Для меня все было ясно, но не мешало все-таки проверить свои впечатления. Министра и шефа, каждого в отдельности, я известил шифрованной телеграммой о том, что отказываюсь уволить Зарандиа, тем не менее отстраняю его от «Киликии» И перевожу на вакантную должность начальника политической разведки!.. Возражений не последовало, и я незамедлительно это осуществил. Назначение было согласовано со всеми инстанциями, и был издан приказ...
Сахнов ликовал, хотя победа была не совсем полной. Меня же интересовало лишь одно: что предпримет в этих обстоятельствах «дядька, наставник и духовник самого сатаны»?

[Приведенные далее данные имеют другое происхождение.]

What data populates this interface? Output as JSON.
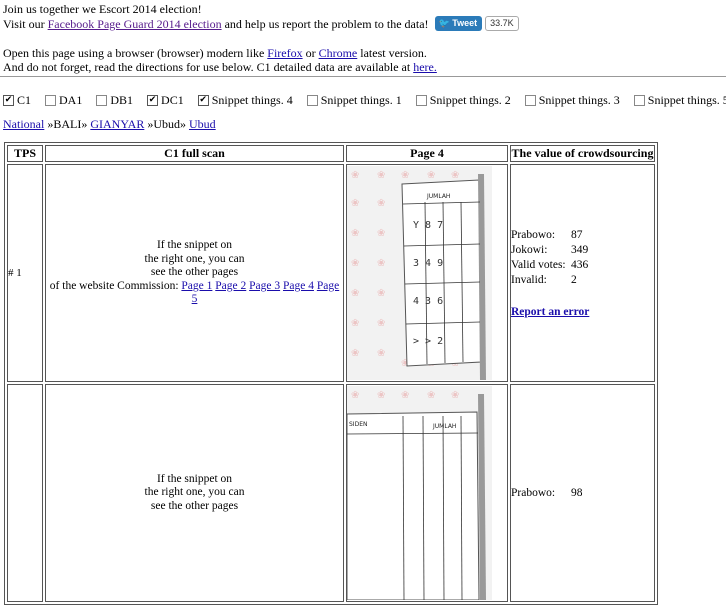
{
  "intro": {
    "line1": "Join us together we Escort 2014 election!",
    "line2_prefix": "Visit our ",
    "line2_link": "Facebook Page Guard 2014 election",
    "line2_suffix": " and help us report the problem to the data!",
    "tweet_label": "Tweet",
    "tweet_count": "33.7K",
    "line3_prefix": "Open this page using a browser (browser) modern like ",
    "firefox": "Firefox",
    "or": " or ",
    "chrome": "Chrome",
    "line3_suffix": " latest version.",
    "line4_prefix": "And do not forget, read the directions for use below. C1 detailed data are available at ",
    "here": "here."
  },
  "filters": [
    {
      "label": "C1",
      "checked": true
    },
    {
      "label": "DA1",
      "checked": false
    },
    {
      "label": "DB1",
      "checked": false
    },
    {
      "label": "DC1",
      "checked": true
    },
    {
      "label": "Snippet things. 4",
      "checked": true
    },
    {
      "label": "Snippet things. 1",
      "checked": false
    },
    {
      "label": "Snippet things. 2",
      "checked": false
    },
    {
      "label": "Snippet things. 3",
      "checked": false
    },
    {
      "label": "Snippet things. 5",
      "checked": false
    }
  ],
  "breadcrumb": {
    "national": "National",
    "sep1": " »BALI» ",
    "gianyar": "GIANYAR",
    "sep2": " »Ubud» ",
    "ubud": "Ubud"
  },
  "table": {
    "headers": [
      "TPS",
      "C1 full scan",
      "Page 4",
      "The value of crowdsourcing"
    ],
    "scan_text": [
      "If the snippet on",
      "the right one, you can",
      "see the other pages",
      "of the website Commission: "
    ],
    "page_links": [
      "Page 1",
      "Page 2",
      "Page 3",
      "Page 4",
      "Page 5"
    ],
    "rows": [
      {
        "tps": "# 1",
        "snippet_header": "JUMLAH",
        "snippet_digits": [
          "Y 8 7",
          "3 4 9",
          "4 3 6",
          "> > 2"
        ],
        "votes": [
          {
            "label": "Prabowo:",
            "value": "87"
          },
          {
            "label": "Jokowi:",
            "value": "349"
          },
          {
            "label": "Valid votes:",
            "value": "436"
          },
          {
            "label": "Invalid:",
            "value": "2"
          }
        ],
        "report": "Report an error"
      },
      {
        "tps": "",
        "snippet_header": "JUMLAH",
        "snippet_header_left": "SIDEN",
        "votes": [
          {
            "label": "Prabowo:",
            "value": "98"
          }
        ]
      }
    ]
  },
  "colors": {
    "link": "#1a0dab",
    "visited": "#551a8b",
    "tweet": "#2b7bb9",
    "watermark": "#e8a0a0"
  }
}
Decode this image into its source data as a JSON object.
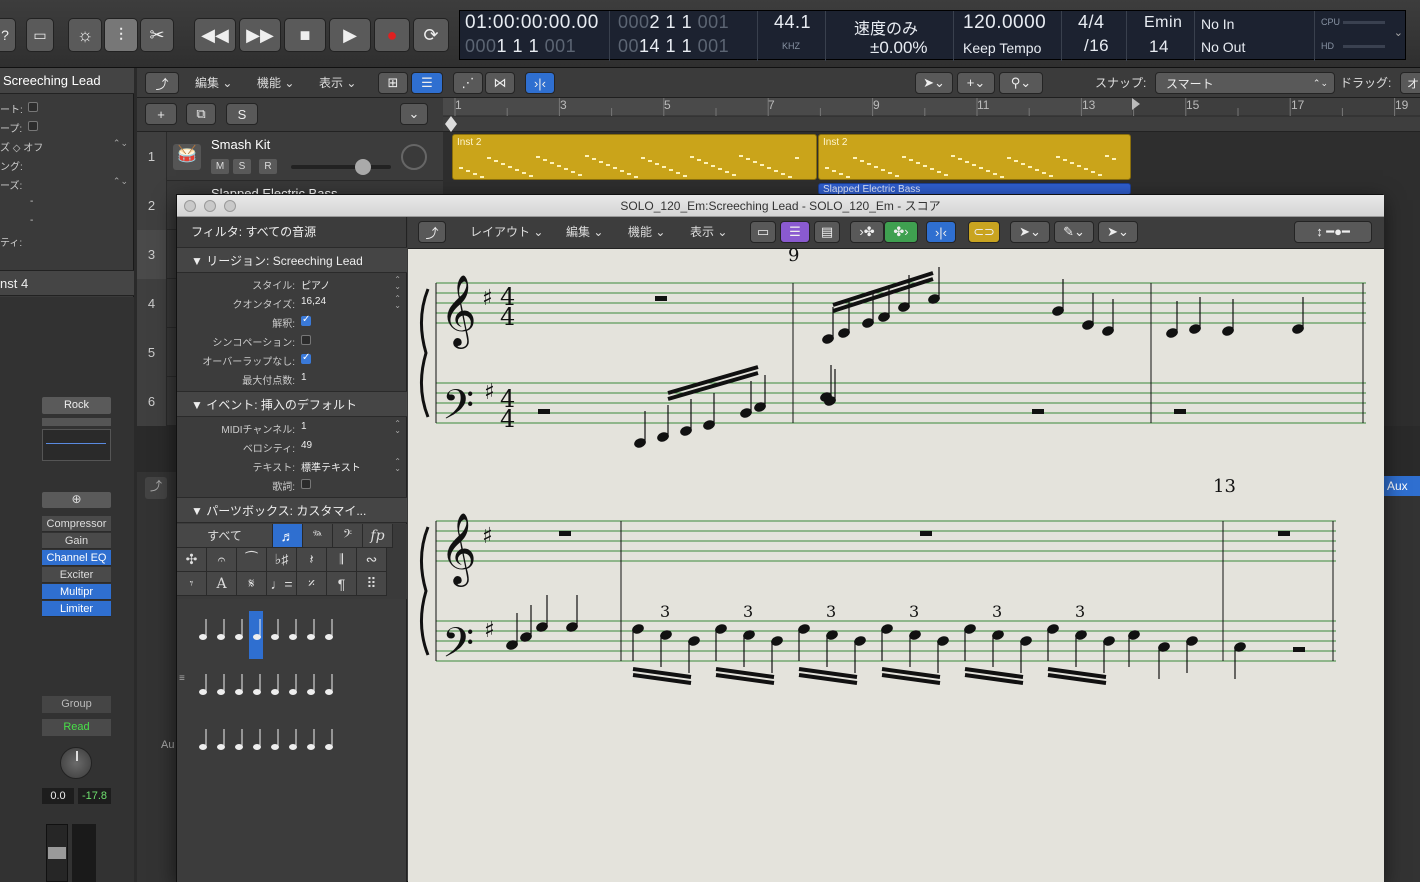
{
  "transport": {
    "position_main": "01:00:00:00.00",
    "position_sub_prefix": "000",
    "position_sub": "1  1  1",
    "position_sub_suffix": "001",
    "bars_main_prefix": "000",
    "bars_main": "2  1  1",
    "bars_main_suffix": "001",
    "bars_sub_prefix": "00",
    "bars_sub": "14  1  1",
    "bars_sub_suffix": "001",
    "sample_rate": "44.1",
    "sample_unit": "KHZ",
    "tempo_mode": "速度のみ",
    "tempo_offset": "±0.00%",
    "tempo": "120.0000",
    "tempo_label": "Keep Tempo",
    "time_sig": "4/4",
    "division": "/16",
    "key": "Emin",
    "key_num": "14",
    "midi_in": "No In",
    "midi_out": "No Out",
    "cpu_label": "CPU",
    "hd_label": "HD"
  },
  "inspector": {
    "title": "Screeching Lead",
    "rows": [
      "ート:",
      "ープ:",
      "ズ ◇ オフ",
      "ング:",
      "ーズ:",
      "-",
      "-",
      "ティ:"
    ],
    "inst_label": "nst 4",
    "preset": "Rock",
    "plugins": [
      "Compressor",
      "Gain",
      "Channel EQ",
      "Exciter",
      "Multipr",
      "Limiter"
    ],
    "group": "Group",
    "automation": "Read",
    "vol_val": "0.0",
    "peak_val": "-17.8",
    "aux_label": "Au"
  },
  "tracks_menu": {
    "edit": "編集",
    "functions": "機能",
    "view": "表示",
    "snap_label": "スナップ:",
    "snap_value": "スマート",
    "drag_label": "ドラッグ:",
    "drag_value": "オ"
  },
  "ruler": [
    "1",
    "3",
    "5",
    "7",
    "9",
    "11",
    "13",
    "15",
    "17",
    "19"
  ],
  "tracks": [
    {
      "num": "1",
      "name": "Smash Kit"
    },
    {
      "num": "2",
      "name": "Slapped Electric Bass"
    },
    {
      "num": "3",
      "name": ""
    },
    {
      "num": "4",
      "name": ""
    },
    {
      "num": "5",
      "name": ""
    },
    {
      "num": "6",
      "name": ""
    }
  ],
  "regions": [
    {
      "label": "Inst 2"
    },
    {
      "label": "Inst 2"
    },
    {
      "label": "Slapped Electric Bass"
    }
  ],
  "aux_label": "Aux",
  "score": {
    "title": "SOLO_120_Em:Screeching Lead - SOLO_120_Em - スコア",
    "filter_label": "フィルタ:",
    "filter_value": "すべての音源",
    "region_section": "リージョン:",
    "region_name": "Screeching Lead",
    "region_props": [
      {
        "label": "スタイル:",
        "value": "ピアノ"
      },
      {
        "label": "クオンタイズ:",
        "value": "16,24"
      },
      {
        "label": "解釈:",
        "value": ""
      },
      {
        "label": "シンコペーション:",
        "value": ""
      },
      {
        "label": "オーバーラップなし:",
        "value": ""
      },
      {
        "label": "最大付点数:",
        "value": "1"
      }
    ],
    "event_section": "イベント:",
    "event_name": "挿入のデフォルト",
    "event_props": [
      {
        "label": "MIDIチャンネル:",
        "value": "1"
      },
      {
        "label": "ベロシティ:",
        "value": "49"
      },
      {
        "label": "テキスト:",
        "value": "標準テキスト"
      },
      {
        "label": "歌詞:",
        "value": ""
      }
    ],
    "parts_section": "パーツボックス:",
    "parts_name": "カスタマイ...",
    "parts_all": "すべて",
    "toolbar": {
      "layout": "レイアウト",
      "edit": "編集",
      "functions": "機能",
      "view": "表示"
    },
    "measure_numbers": [
      "9",
      "13"
    ]
  }
}
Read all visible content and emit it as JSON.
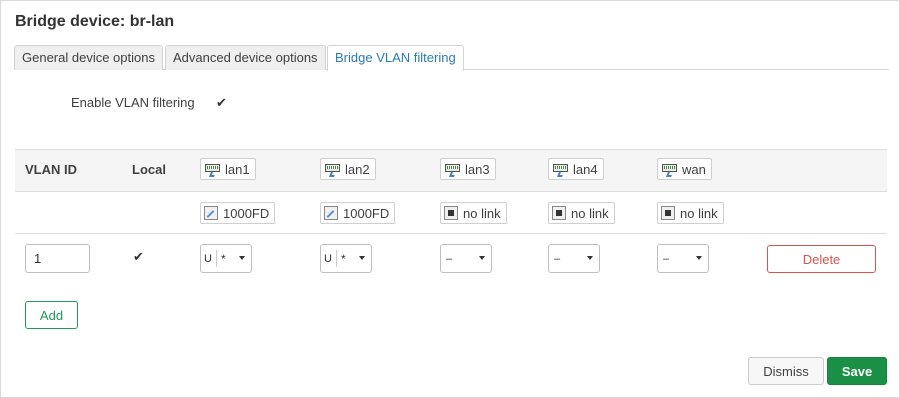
{
  "dialog": {
    "title": "Bridge device: br-lan"
  },
  "tabs": [
    {
      "label": "General device options"
    },
    {
      "label": "Advanced device options"
    },
    {
      "label": "Bridge VLAN filtering"
    }
  ],
  "vlan_filtering": {
    "label": "Enable VLAN filtering",
    "checked": true
  },
  "table": {
    "headers": {
      "vlan_id": "VLAN ID",
      "local": "Local"
    },
    "ports": [
      {
        "name": "lan1",
        "status": "1000FD",
        "linked": true,
        "membership": "U",
        "pvid": "*"
      },
      {
        "name": "lan2",
        "status": "1000FD",
        "linked": true,
        "membership": "U",
        "pvid": "*"
      },
      {
        "name": "lan3",
        "status": "no link",
        "linked": false,
        "membership": "–"
      },
      {
        "name": "lan4",
        "status": "no link",
        "linked": false,
        "membership": "–"
      },
      {
        "name": "wan",
        "status": "no link",
        "linked": false,
        "membership": "–"
      }
    ],
    "rows": [
      {
        "vlan_id": "1",
        "local": true,
        "delete_label": "Delete"
      }
    ]
  },
  "buttons": {
    "add": "Add",
    "dismiss": "Dismiss",
    "save": "Save"
  },
  "colors": {
    "accent_tab": "#2a7ab8",
    "save": "#1b8f46",
    "delete": "#d9534f",
    "add": "#1f9a5a"
  }
}
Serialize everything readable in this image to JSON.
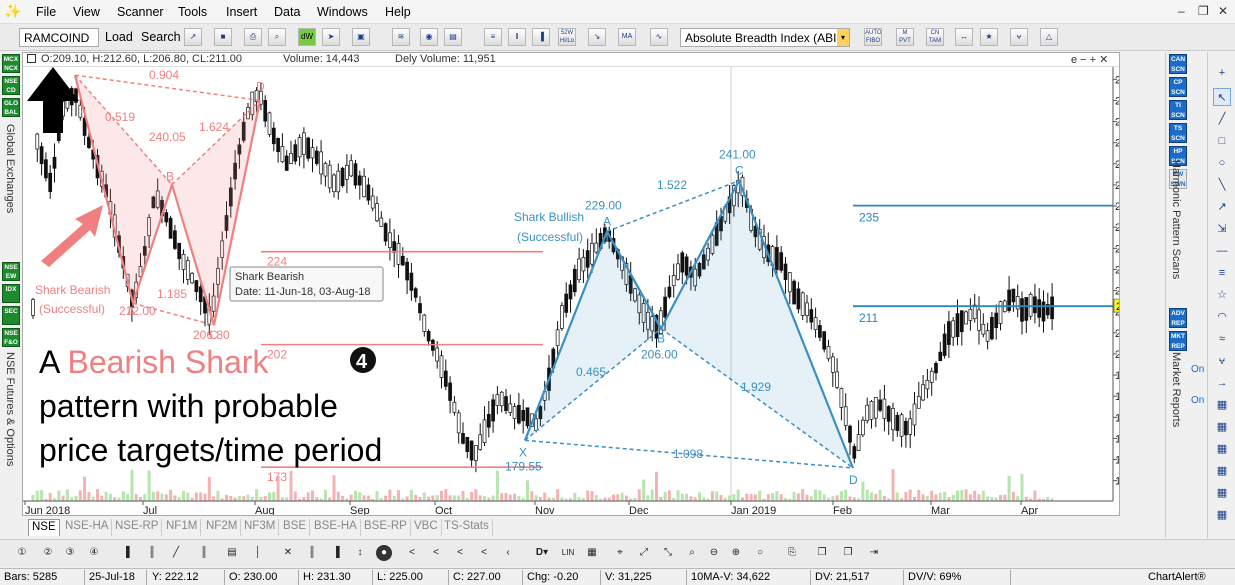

– Мушни, вы не забыли свой старый принцип – не откладывать на завтра то, что можно сделать сегодня? – спросил я его однажды.
– Существует и другой принцип, граф: не спеши сегодня с тем, что лучше сделать завтра,– ответил он, отлично понимая, о чем идет речь.
Впоследствии я не раз вспоминал этот краткий диалог. Что Сдвигало мною? Зарандиа пошел на повышение, для Сахнова стал недосягаем и никакой опасности со стороны бывшего своего куратора ждать не мог.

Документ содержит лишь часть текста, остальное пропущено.